10 Ways To Reduce Fat In Arteries
Reducing the fat in your arteries naturally begins by reducing the fat in your body, and this means convincing your body to release the fat instead of storing it.
There are several factors to consider. If you have a low body mass index (BMI) and are very active, fat is most likely used immediately and is not stored to a great extent. But if you are not active, the fat not used is stored. This is a simple concept, and most people understand it well. The trouble is that they think that by limiting their calories enough, that there will be no unused fat, and thus none stored, and they don’t understand why.
To understand why, you must take a long view of human development. While science isn’t really sure how long humans have been under development, we can be sure that it’s been long enough that abundant food is available in many cultures without the physical exertion it historically took to feed ourselves. We no longer have to spend long hours every day hunting – or gathering – food. Even when we began to grow food, it was still a physically grueling process, and there were always lean times, particularly in the winter months. It’s only been the last hundred years ago that technology and transportation virtually eliminated seasonal food shortages. So, in the big picture, humans have spent a very short amount of time being well-fed, and our bodies still react in a life-protecting mode, holding on to fat longer than actually needed. The big clue to release fat stores was not the lack of food, or even physical exertion. It was the amount of sleep and quality of rest that cued it to relax and let go of the fat circulating in your bloodstream.

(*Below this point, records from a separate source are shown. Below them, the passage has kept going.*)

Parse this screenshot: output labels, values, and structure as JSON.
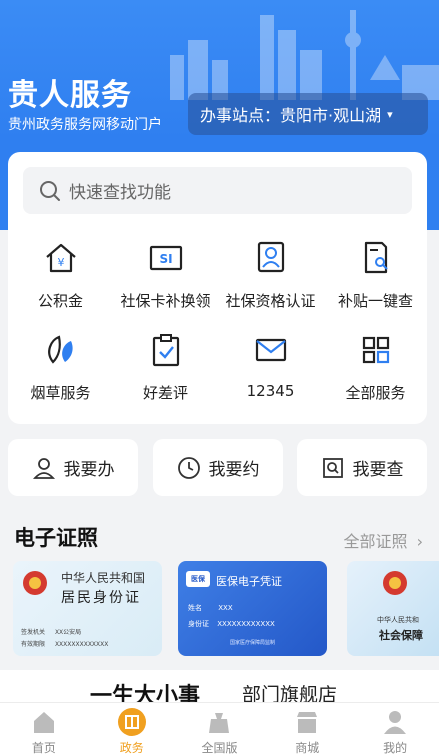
{
  "brand": {
    "title": "贵人服务",
    "subtitle": "贵州政务服务网移动门户"
  },
  "site": {
    "label": "办事站点：贵阳市·观山湖",
    "chevron": "chevron-down-icon"
  },
  "search": {
    "placeholder": "快速查找功能"
  },
  "services": [
    {
      "label": "公积金",
      "icon": "house-yen-icon"
    },
    {
      "label": "社保卡补换领",
      "icon": "social-card-icon"
    },
    {
      "label": "社保资格认证",
      "icon": "user-verify-icon"
    },
    {
      "label": "补贴一键查",
      "icon": "document-search-icon"
    },
    {
      "label": "烟草服务",
      "icon": "leaf-icon"
    },
    {
      "label": "好差评",
      "icon": "clipboard-check-icon"
    },
    {
      "label": "12345",
      "icon": "mail-icon"
    },
    {
      "label": "全部服务",
      "icon": "grid-icon"
    }
  ],
  "quick_actions": [
    {
      "label": "我要办",
      "icon": "person-icon"
    },
    {
      "label": "我要约",
      "icon": "clock-icon"
    },
    {
      "label": "我要查",
      "icon": "search-doc-icon"
    }
  ],
  "certificates": {
    "title": "电子证照",
    "more": "全部证照",
    "id_card": {
      "line1": "中华人民共和国",
      "line2": "居民身份证",
      "f1": "签发机关",
      "v1": "XX公安局",
      "f2": "有效期限",
      "v2": "XXXXXXXXXXXXX"
    },
    "medical": {
      "badge": "医保",
      "title": "医保电子凭证",
      "f1": "姓名",
      "v1": "XXX",
      "f2": "身份证",
      "v2": "XXXXXXXXXXXX",
      "footer": "国家医疗保障局监制"
    },
    "social": {
      "line1": "中华人民共和",
      "line2": "社会保障"
    }
  },
  "promo": {
    "left": "一生大小事",
    "right": "部门旗舰店"
  },
  "tabs": [
    {
      "label": "首页",
      "icon": "home-icon"
    },
    {
      "label": "政务",
      "icon": "gov-icon",
      "active": true
    },
    {
      "label": "全国版",
      "icon": "globe-icon"
    },
    {
      "label": "商城",
      "icon": "shop-icon"
    },
    {
      "label": "我的",
      "icon": "user-icon"
    }
  ],
  "colors": {
    "primary": "#2f80f0",
    "active_tab": "#f0a020",
    "icon_blue": "#2f7ff0"
  }
}
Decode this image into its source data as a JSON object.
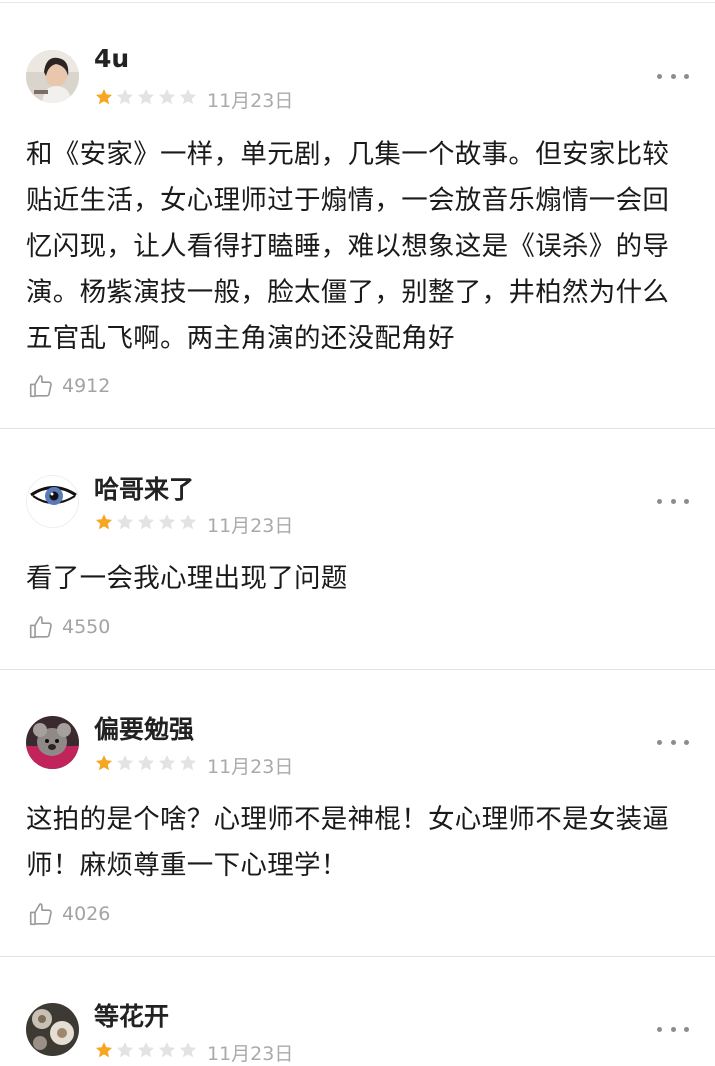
{
  "comments": [
    {
      "user": "4u",
      "rating": 1,
      "max_rating": 5,
      "date": "11月23日",
      "content": "和《安家》一样，单元剧，几集一个故事。但安家比较贴近生活，女心理师过于煽情，一会放音乐煽情一会回忆闪现，让人看得打瞌睡，难以想象这是《误杀》的导演。杨紫演技一般，脸太僵了，别整了，井柏然为什么五官乱飞啊。两主角演的还没配角好",
      "likes": "4912",
      "avatar_icon": "user-photo-avatar"
    },
    {
      "user": "哈哥来了",
      "rating": 1,
      "max_rating": 5,
      "date": "11月23日",
      "content": "看了一会我心理出现了问题",
      "likes": "4550",
      "avatar_icon": "eye-drawing-avatar"
    },
    {
      "user": "偏要勉强",
      "rating": 1,
      "max_rating": 5,
      "date": "11月23日",
      "content": "这拍的是个啥？心理师不是神棍！女心理师不是女装逼师！麻烦尊重一下心理学！",
      "likes": "4026",
      "avatar_icon": "animal-photo-avatar"
    },
    {
      "user": "等花开",
      "rating": 1,
      "max_rating": 5,
      "date": "11月23日",
      "avatar_icon": "flower-photo-avatar"
    }
  ],
  "colors": {
    "star_filled": "#f5a623",
    "star_empty": "#e3e3e3",
    "text": "#1a1a1a",
    "muted": "#aaaaaa"
  },
  "icons": {
    "like": "thumbs-up-icon",
    "more": "more-options-icon",
    "star": "star-icon"
  }
}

So, besides lots of sleep and relaxation, what can you do to reduce fat in your arteries? Let’s look at the list:
Ten Ways to Reduce Fat in Arteries
- Sleep – we just discussed how important sleep is in reducing fat from your body. Relaxation may be difficult for you to get used to, but there are a myriad ways to calm your mind and invite sleep. Meditation is a good start.
- Eat the right fats – Fats are not all equal. Saturated and hydrogenated fats are the most harmful in your bloodstream, raising your bad (LDL) cholesterol while lowering you good (HDL) cholesterol counts. They also increase lipoprotein A – which directly contributes to plaque build-up in your arteries. Animal fats are saturated, many vegetable oils are hydrogenated and added as extra ingredients to many processed foods.
Read the labels and know what you’re eating.
Polyunsaturated fats can inhibit the production of good cholesterol (HDL), but Monounsaturated fats, such as olive oil, canola oil, and nut oils don’t. Omega 3 fatty acids found in coldwater fish like seabass, salmon and albacore tuna, help lower blood fat levels and reduce the risk of blood clots, which can clog arteries and cause strokes and heart attacks. Replacing saturated fats in your diet with unsaturated fats such as vegetable fish oils can reduce blood LDL levels.
- Avoid eating cholesterol – Animal products contain cholesterol, but plant products do not. Therefore, eat less animal foods and more plant foods to lower your blood cholesterol. While choosing lean beef over moist and removing the skin from chicken reduces their cholesterol, it doesn’t eliminate it all. Keepin mind that lean cuts of beef, lamb, and chicken all contain about the same amount of cholesterol, while egg yolks, milk fat, and shellfish (shrimp and lobster) are high in cholesterol. White-fleshed fish tends to be the lowest in saturated fat.
- Choose cholesterol-fighting foods – Know which foods actually reduce the amount of fat in your arteries. Plants have their own equivalent of cholesterol, called sterol, which actually inhibits the absorbtion of cholesterol in our bodies. Cholesterol-fighting foods include:
Soy protein – Even when you eat the same of fat, you can lower cholesterol levels just by replacing animal protein with soy protein.
Fiber – Soluble fiber – such as in beans, cruciferous vegetables, and prunes, slows the absorption of cholesterol from animal foods and acts as an intestinal broom to sweep the cholesterol out.
- Eat anti-oxidant foods – Kiwi and cantaloupe are both high in cholesterol-fighting anti-oxidants.
- Drink Tea – A cup of tea has as many anti-oxidants as a full serving of vegetables.
- Drink red wine – High-fiber red grapes, may actually have a significant effect on cholesterol levels.
- Add nuts to your diet – A moderate-fat diet rich in the healthy monounsaturated fats of nuts may be as much as twice as good for your heart as a low-fat diet. Keep a jar of chopped nuts in the fridge to sprinkle on cereal, veggies, yogurts, in stir-fry, and in pilafs.
- Exercise – Exercise stimulates the body to manufacture more HDL (the good cholesterol).
- Relax – Stress releases hormones that elevate blood cholesterol levels.